Ethical review and informed consent

This study was approved by the Aga Khan University Ethical Review Committee (ERC Approval Number 1893-Med-ERC-11). Formal consent was sought from participating physicians prior to the beginning of the questionnaire.

Data management and analysis

Double Data entry was performed on Statistical Package for Social Sciences version 19.0 (SPSS Inc, Chicago, IL, USA). The mean and standard deviation of continuous variables such as age, year of experience was calculated. Proportions were reported for categorical variables such as gender, qualification and area and field of practice. The proportions of correct and incorrect responses to all questions related to knowledge and attitudes were calculated. The responses that were collected on Likert’s scale were divided into 3 groups: “agree” (for agree and strongly agree), “disagree” for (disagree and strongly disagree) and “not sure”. A comparison was also made among physicians who saw fewer than 10 TIA patients a year and equal to or more than 10 TIA patients a year using a chi square test.

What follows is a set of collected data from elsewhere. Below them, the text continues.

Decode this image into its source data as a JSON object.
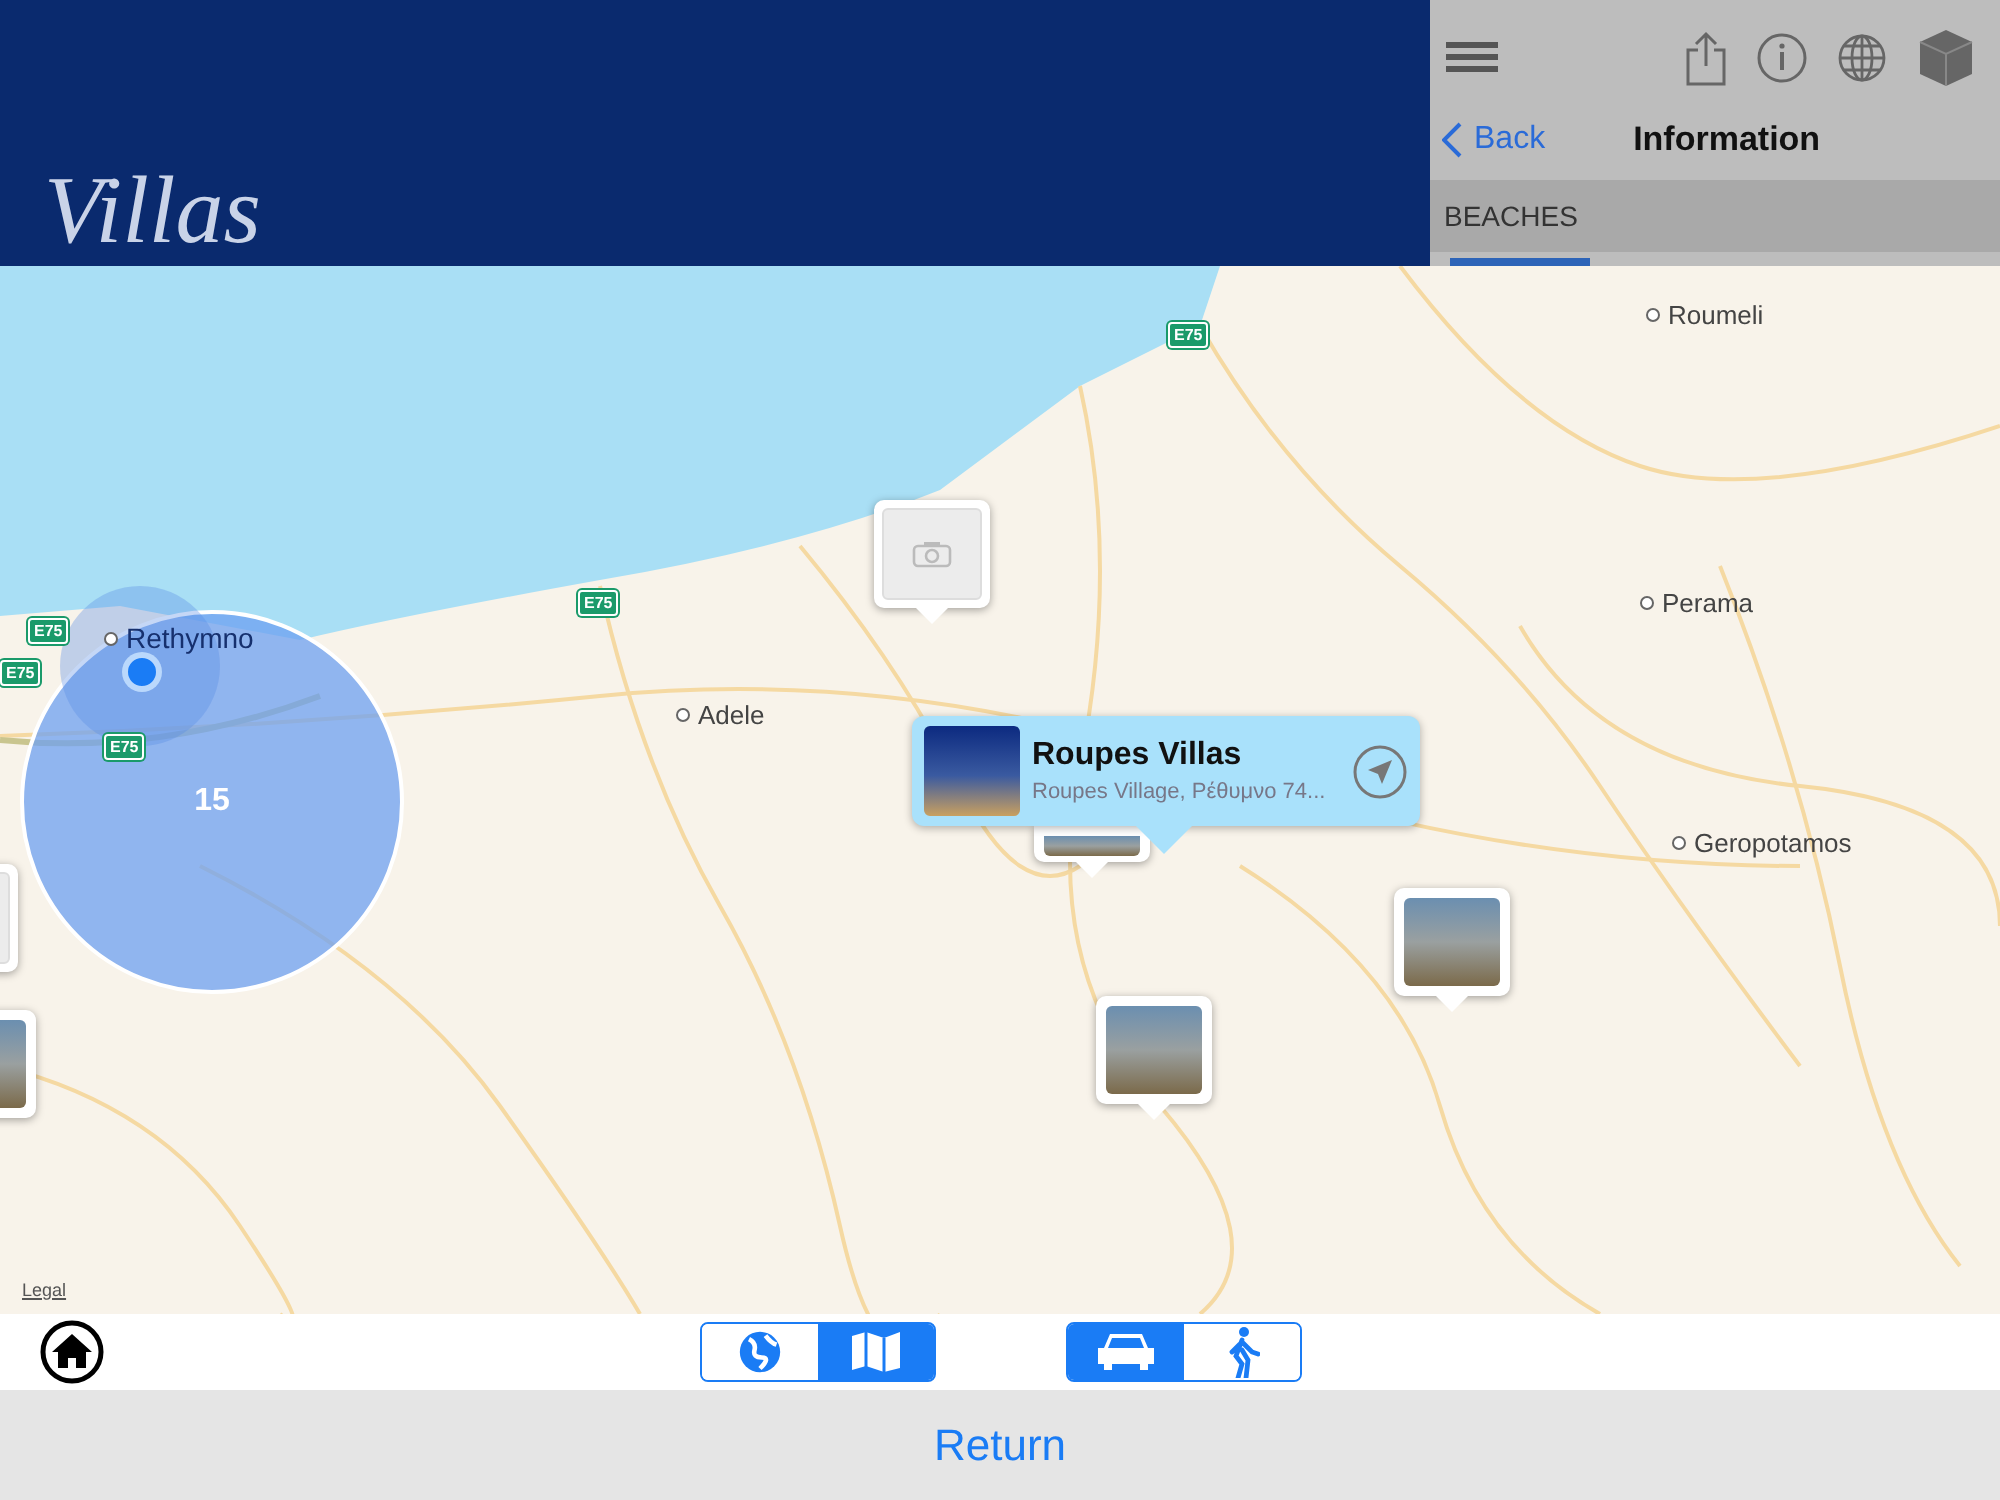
{
  "header": {
    "title": "Villas"
  },
  "side_panel": {
    "back": "Back",
    "title": "Information",
    "section": "BEACHES"
  },
  "map": {
    "places": [
      {
        "name": "Roumeli"
      },
      {
        "name": "Perama"
      },
      {
        "name": "Adele"
      },
      {
        "name": "Geropotamos"
      },
      {
        "name": "Rethymno"
      }
    ],
    "road_shields": [
      "E75",
      "E75",
      "E75",
      "E75",
      "E75"
    ],
    "cluster": {
      "count": "15"
    },
    "callout": {
      "title": "Roupes Villas",
      "subtitle": "Roupes Village, Ρέθυμνο 74..."
    },
    "legal": "Legal"
  },
  "toolbar": {
    "map_type": [
      {
        "kind": "satellite",
        "selected": false
      },
      {
        "kind": "map",
        "selected": true
      }
    ],
    "transport": [
      {
        "kind": "car",
        "selected": true
      },
      {
        "kind": "walk",
        "selected": false
      }
    ]
  },
  "footer": {
    "button": "Return"
  }
}
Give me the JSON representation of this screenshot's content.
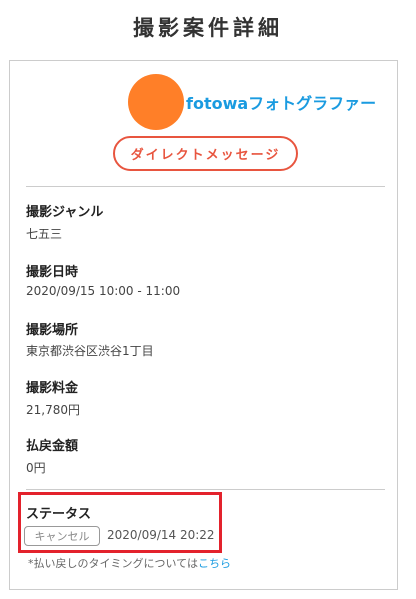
{
  "page": {
    "title": "撮影案件詳細"
  },
  "photographer": {
    "name": "fotowaフォトグラファー",
    "avatar_color": "#ff7f28"
  },
  "actions": {
    "message_button_label": "ダイレクトメッセージ"
  },
  "details": {
    "genre": {
      "label": "撮影ジャンル",
      "value": "七五三"
    },
    "datetime": {
      "label": "撮影日時",
      "value": "2020/09/15 10:00 - 11:00"
    },
    "location": {
      "label": "撮影場所",
      "value": "東京都渋谷区渋谷1丁目"
    },
    "fee": {
      "label": "撮影料金",
      "value": "21,780円"
    },
    "refund": {
      "label": "払戻金額",
      "value": "0円"
    }
  },
  "status": {
    "label": "ステータス",
    "badge": "キャンセル",
    "timestamp": "2020/09/14 20:22",
    "highlight_color": "#e3222c"
  },
  "note": {
    "text": "*払い戻しのタイミングについては",
    "link_text": "こちら"
  },
  "colors": {
    "accent_red": "#e8553f",
    "link_blue": "#1a9be0"
  }
}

A p-value of <.05 was considered significant.

Results

Participating physician profiles

Majority of the physicians (73%) who participated in the study were male. 69% of the participants were general physicians followed by emergency medicine physicians (11.5%). Approximately half of the physicians (51%) were affiliated with academic institutions. 84% of the respondents were practicing in a capital city (provincial or federal). 63% of these physicians saw 10or fewer TIA patients annually (Table 1).